A possible "starting point" API for your example could contain queries of anything, like a triangle:
User
getId()
getName()
getAllGroups() // Returns all the groups to which the user belongs.
getAllRoles() // Returns the list of roles the user has in any possible group.
getRolesOfACertainGroup( $group ) // Returns the list of groups for which the user has that specific role.
getGroupsOfRole( $role ) // Returns all the roles the user has in a specific group.
addRoleToGroup( $group, $role )
removeRoleFromGroup( $group, $role )
removeFromGroup() // Probably you want to remove the user from a group without having to loop over all the roles.

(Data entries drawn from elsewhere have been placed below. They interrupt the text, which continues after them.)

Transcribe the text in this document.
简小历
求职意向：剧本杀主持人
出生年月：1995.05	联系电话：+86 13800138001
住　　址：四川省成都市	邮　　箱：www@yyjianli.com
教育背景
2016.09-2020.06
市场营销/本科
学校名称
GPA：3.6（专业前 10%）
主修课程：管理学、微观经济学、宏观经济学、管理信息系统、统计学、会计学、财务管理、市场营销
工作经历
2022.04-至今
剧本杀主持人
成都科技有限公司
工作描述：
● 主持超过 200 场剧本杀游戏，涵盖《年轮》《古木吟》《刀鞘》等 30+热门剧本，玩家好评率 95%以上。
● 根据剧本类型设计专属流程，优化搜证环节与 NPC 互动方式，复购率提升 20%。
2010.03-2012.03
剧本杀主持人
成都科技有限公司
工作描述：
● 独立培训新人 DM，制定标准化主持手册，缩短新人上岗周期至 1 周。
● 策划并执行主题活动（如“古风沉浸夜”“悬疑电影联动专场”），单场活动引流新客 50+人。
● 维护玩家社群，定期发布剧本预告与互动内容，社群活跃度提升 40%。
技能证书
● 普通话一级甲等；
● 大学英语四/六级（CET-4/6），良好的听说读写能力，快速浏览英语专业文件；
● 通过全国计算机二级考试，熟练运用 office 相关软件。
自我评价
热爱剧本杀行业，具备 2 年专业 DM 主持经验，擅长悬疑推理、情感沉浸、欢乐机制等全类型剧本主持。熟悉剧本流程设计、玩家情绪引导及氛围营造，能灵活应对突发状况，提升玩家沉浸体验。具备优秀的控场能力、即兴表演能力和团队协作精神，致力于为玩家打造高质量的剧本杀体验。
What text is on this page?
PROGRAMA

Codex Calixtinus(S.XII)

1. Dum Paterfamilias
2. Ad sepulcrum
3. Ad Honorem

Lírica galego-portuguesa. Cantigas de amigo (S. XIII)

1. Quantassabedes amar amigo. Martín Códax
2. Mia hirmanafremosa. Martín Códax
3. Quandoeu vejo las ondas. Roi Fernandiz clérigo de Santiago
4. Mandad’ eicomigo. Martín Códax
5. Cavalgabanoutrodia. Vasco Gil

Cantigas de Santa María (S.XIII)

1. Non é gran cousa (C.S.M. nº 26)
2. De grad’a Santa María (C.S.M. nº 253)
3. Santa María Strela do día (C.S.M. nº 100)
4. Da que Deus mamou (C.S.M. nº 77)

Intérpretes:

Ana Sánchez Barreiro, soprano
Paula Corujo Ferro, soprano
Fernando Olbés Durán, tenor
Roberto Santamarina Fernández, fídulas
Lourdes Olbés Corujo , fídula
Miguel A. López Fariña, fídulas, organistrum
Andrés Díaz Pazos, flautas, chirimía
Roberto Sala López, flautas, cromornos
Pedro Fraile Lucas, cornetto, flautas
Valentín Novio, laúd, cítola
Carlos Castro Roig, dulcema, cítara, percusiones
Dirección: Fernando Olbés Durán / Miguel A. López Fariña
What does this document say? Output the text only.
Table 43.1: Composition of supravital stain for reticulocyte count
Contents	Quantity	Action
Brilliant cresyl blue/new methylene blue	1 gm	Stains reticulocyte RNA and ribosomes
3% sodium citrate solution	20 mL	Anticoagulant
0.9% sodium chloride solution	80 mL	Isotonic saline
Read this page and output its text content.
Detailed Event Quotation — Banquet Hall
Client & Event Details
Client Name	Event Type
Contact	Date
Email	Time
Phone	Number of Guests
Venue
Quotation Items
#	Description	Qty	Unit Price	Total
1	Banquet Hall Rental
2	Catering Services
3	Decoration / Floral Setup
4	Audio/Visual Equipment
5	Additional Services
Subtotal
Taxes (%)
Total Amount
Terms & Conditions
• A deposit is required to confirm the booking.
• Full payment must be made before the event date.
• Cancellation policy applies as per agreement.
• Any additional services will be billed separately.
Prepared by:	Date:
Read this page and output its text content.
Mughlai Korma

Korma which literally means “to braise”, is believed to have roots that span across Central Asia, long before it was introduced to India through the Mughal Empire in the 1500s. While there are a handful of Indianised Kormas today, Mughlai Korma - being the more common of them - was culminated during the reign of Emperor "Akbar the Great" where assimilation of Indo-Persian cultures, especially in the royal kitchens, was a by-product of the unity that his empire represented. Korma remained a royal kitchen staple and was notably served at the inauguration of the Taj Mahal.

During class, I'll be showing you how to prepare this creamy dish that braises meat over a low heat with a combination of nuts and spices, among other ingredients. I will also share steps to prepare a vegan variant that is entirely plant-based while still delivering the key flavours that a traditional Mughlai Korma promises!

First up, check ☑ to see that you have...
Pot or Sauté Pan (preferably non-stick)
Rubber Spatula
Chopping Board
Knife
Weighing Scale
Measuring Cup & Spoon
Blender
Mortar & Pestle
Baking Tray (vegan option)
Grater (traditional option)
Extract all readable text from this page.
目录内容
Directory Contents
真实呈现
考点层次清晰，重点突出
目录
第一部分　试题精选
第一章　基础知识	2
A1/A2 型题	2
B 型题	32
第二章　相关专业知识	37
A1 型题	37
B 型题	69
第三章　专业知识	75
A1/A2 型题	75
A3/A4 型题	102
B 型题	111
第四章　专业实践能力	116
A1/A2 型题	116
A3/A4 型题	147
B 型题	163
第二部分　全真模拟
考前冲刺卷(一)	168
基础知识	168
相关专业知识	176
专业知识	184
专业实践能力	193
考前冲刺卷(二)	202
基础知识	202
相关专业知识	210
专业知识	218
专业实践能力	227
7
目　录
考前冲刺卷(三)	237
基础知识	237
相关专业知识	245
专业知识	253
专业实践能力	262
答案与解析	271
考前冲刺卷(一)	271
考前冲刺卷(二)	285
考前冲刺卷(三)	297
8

// removeRole() ?? // Maybe you want (or not) remove all admin privileges to this user, no care of what groups.
Group
getId()
getName()
getAllUsers()
getAllRoles()
getAllUsersWithRole( $role )
getAllRolesOfUser( $user )
addUserWithRole( $user, $role )
removeUserWithRole( $user, $role )
removeUser( $user ) // Probably you want to be able to remove a user completely instead of doing it role by role.
// removeRole( $role ) ?? // Probably you don't want to be able to remove all the roles at a time (say, remove all admins, and leave the group without any admin)
Roles
getId()
getName()
getAllUsers() // All users that have this role in one or another group.
getAllGroups() // All groups for which any user has this role.
getAllUsersForGroup( $group ) // All users that have this role in the given group.
getAllGroupsForUser( $user ) // All groups for which the given user is granted that role
// Querying redundantly is natural, but maybe "adding this user to this group"
// from the role object is a bit weird, and we already have the add group
// to the user and its redundant add user to group.
// Adding it to here maybe is too much.
Events
As said in the pointed article, I would also throw events in the model,
For example, when removing a role from a user in a group, I could detect in a "listener" that if that was the last administrator, I can a) cancel the deletion of the role, b) allow it and leave the group without administrator, c) allow it but choose a new admin from with the users in the group, etc or whatever policy is suitable for you.
The same way, maybe a user can only belong to 50 groups (as in LinkedIn). You can then just throw a preAddUserToGroup event and any catcher could contain the ruleset of forbidding that when the user wants to join group 51.
That "rule" can clearly leave outside the User, Group and Role class and leave in a higher level class that contains the "rules" by which users can join or leave groups.
I strongly suggest to see the other answer.
Hope to help!
Xavi.
Best Answer
Logic that is part of the domain logic of the User should stay in the user. This may or may not involve injecting the User entity with a service. I think it depends on whether the service is part of the business logic of the User class, and whether doing this adheres to your ubiquitous language.
I would write this:
This related question has discussion you might find helpful.
I'd also advise you to keep the getters and setters as restricted in scope as possible to reduce coupling.